A gruesome revelation in Mississippi is alarming residents of the state and raising calls for an investigation. After over 200 bodies were buried near a local jail in a predominantly Black county, questions are growing over who these people are, how they died and how they ended up in bare graves behind the jail.
The Chicago Crusader reported that the 215 people discovered buried in a pauper’s cemetery behind a jail in Hinds County make up a multiethnic group of people who were “Black, white, Hispanic and Native Americans.” These individuals lay buried in simple graves marked only with metal rods and numbers, even as some of their relatives searched for them or reported them missing. Reverend Hosea Hines, who leads Jackson’s Christ Tabernacle Church and is the head of A New Day Coalition for Equity and Black America, has called for an investigation. “It really saddens my heart to know that their relatives went that long, some over a year, not knowing if their loved ones were dead or alive and then coming to the realization that they had been buried in a pauper’s grave behind a jailhouse,” Hines said, per the Chicago Crusader.

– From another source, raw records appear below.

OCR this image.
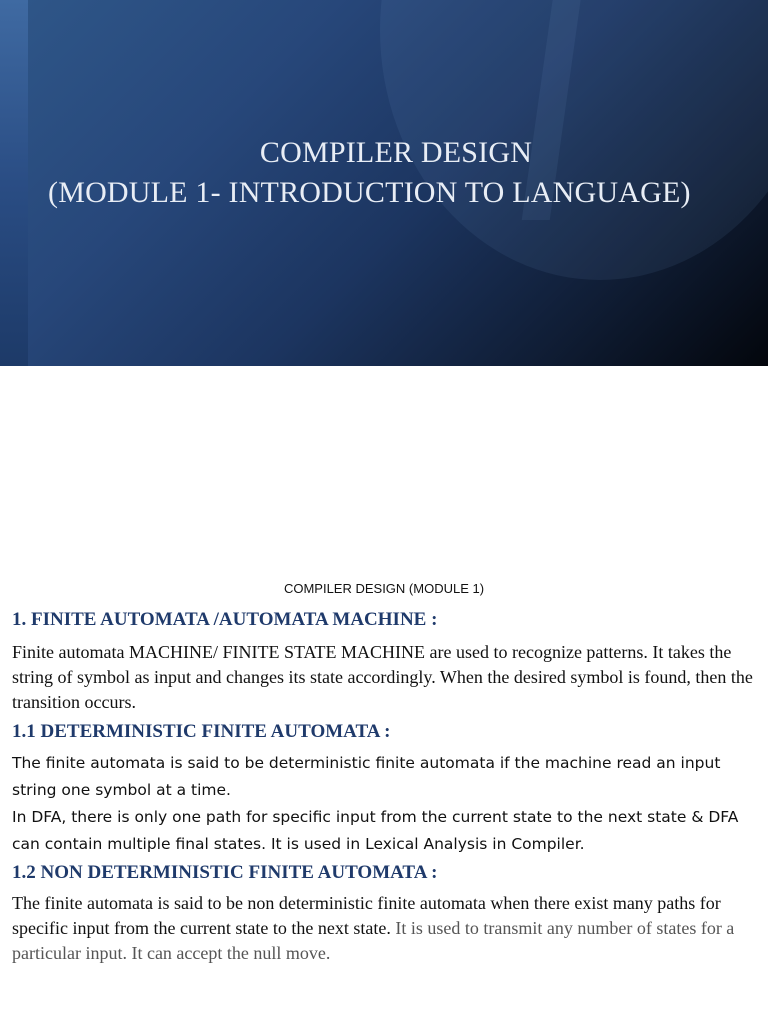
COMPILER DESIGN
(MODULE 1- INTRODUCTION TO LANGUAGE)
COMPILER DESIGN (MODULE 1)
1. FINITE AUTOMATA /AUTOMATA MACHINE :
Finite automata MACHINE/ FINITE STATE MACHINE are used to recognize patterns. It takes the string of symbol as input and changes its state accordingly. When the desired symbol is found, then the transition occurs.
1.1 DETERMINISTIC FINITE AUTOMATA :
The finite automata is said to be deterministic finite automata if the machine read an input string one symbol at a time.
In DFA, there is only one path for specific input from the current state to the next state & DFA can contain multiple final states. It is used in Lexical Analysis in Compiler.
1.2 NON DETERMINISTIC FINITE AUTOMATA :
The finite automata is said to be non deterministic finite automata when there exist many paths for specific input from the current state to the next state. It is used to transmit any number of states for a particular input. It can accept the null move.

Civil Rights Attorney Ben Crump has joined Hines in seeking an investigation into the graves, arguing that it’s unknown if “racism, prejudice, or bigotry” played a role in any of their deaths, the Crusader reported. According to the outlet, Crump said at a December news conference that “people all across America are scratching their heads in disbelief about what’s happening in Jackson, Mississippi, with this pauper’s graveyard,” referring to the state’s capital city, which is located in Hinds County. “It went from talking about the water,” Crump said, referring to the city’s previous water crisis, “to now we’re talking about the graveyard. What is going on in Jackson, Mississippi?”
Mississippi authorities have been under scrutiny for their burial and notification policies since it was revealed that Dexter Wade was struck and killed by a police vehicle and buried without notifying his mother, who spent months looking for her son while authorities declined to tell her that he had died. A report about the case revealed that a second Black man, Marrio Moore, had been killed in a separate incident and buried on the same day and at the same location as Wade, again without his family being notified. The cases of Wade and Moore were part of a series of reports by NBC News on failures in the death notification systems used by authorities. This report eventually led the news organization to obtain county coroner’s records for Hinds County, which led to the identification of 215 people who had been buried in the pauper’s cemetery since 2016. The news network has published the names and basic identifying information about the 215 people in hopes of allowing members of the public to find their missing relatives or loved ones.
Regardless of whether there is a larger investigation into the burials in Hinds County, the unceremonious disposal of hundreds of bodies demonstrates a callousness at best. With national public attention and scrutiny now being placed on the county, however, it may reform the system that has left so many people searching for answers about their loved ones’ fates.